Of the prize's 2018 finalists, Anna Burns' Milkman (Faber & Faber) enjoyed the biggest Booker Bump since its shortlisting. As the only title whose paperback has already been released, its sales have risen 1,103% in the three weeks since the shortlist announcement in comparison to the preceding three weeks, selling 4,573 copies across editions.
Robin Robertson's The Long Take (Pan Macmillan, Picador) is up 340%, seeing sales of 2,488 in hardback in the 'Poetry Non-fiction' category, thanks to its genre-defying characteristics as the Man Booker's first novel in verse ever shortlisted.
The bookies' favourite, 27-year-old Daisy Johnson, has seen an uplift of 275% for her novel Everything Under (Vintage, Jonathan Cape), selling 5,241 copies to date; sales of The Mars Room (Vintage, Jonathan Cape) and 500+ page novel The Overstory, by US authors Rachel Kushner and Richard Powers, are up 144% at 4,214 copies sold and 72% at 3,996 copies sold, respectively; and Canadian author Esi Edugyan's Washington Black (Serpent's Tail) is up 104% at 3,710 copies sold.
By way of contrast, whereas the total shortlist has sold a total of 23,000 copies, the longlisted titles that failed to make the final cut have sold a combined 127,260 copies. Bauer's Snap (Bantam) shifted 59,599 copies, Sally Rooney's Normal People (Faber & Faber) 24,860 copies and Michael Ondaatje's Warlight (Jonathan Cape) 13,199, the latter two both in hardback. Graphic novel Sabrina (Granta) has sold 6,667 copies, again more than any title on the shortlist.
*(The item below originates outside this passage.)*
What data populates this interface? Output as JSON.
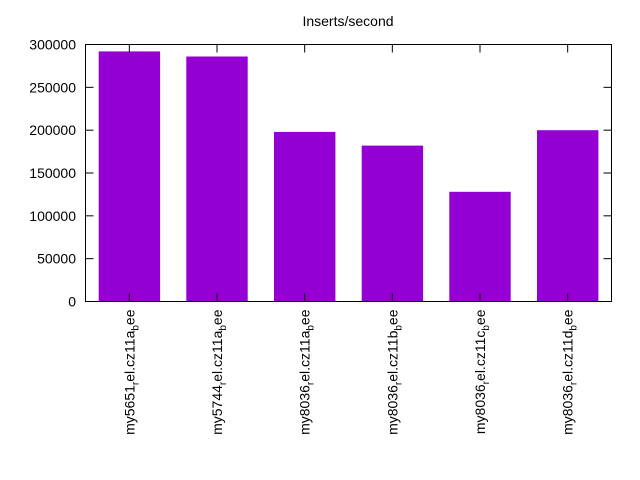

Looking back to five years ago, the 2013 longlist sold 90,030 copies in total, but the shortlist (without winner The Luminaries (Granta)) sold 200,413 copies in total.
Predicting the outcome at this evening's Man Booker Prize ceremony, Ladbrokes made the prize's youngest shortlistee, Johnson, the 9/4 favourite to win with Everything Under, while Powers was given odds of 5/2, Edugyan odds of 7/2, Robertson of 5/1, Burns of 6/1, and Kushner of 7/1.
An hour-long documentary chronicling the Man Booker Prize’s 50-year history aired on BBC Four last night, featuring founder Tom Maschler, past winners John Banville, Eleanor Catton, Anne Enright, Penelope Lively and Ben Okri, and 2018’s chair of judges Kwame Anthony Appiah.
With reference to the decision to open up the Prize in 2014 to all nationalities including Americans, Golden Man Booker Prize judge Robert McCrum defended the decision in the documentary, saying, “If you are going to have the world’s number one English-language prize and you don’t include the world’s number one English market place, America, it’s slightly ludicrous.” But former judge and journalist Alex Clark posited the rule change had “made it hard to focus on this particular literary culture”.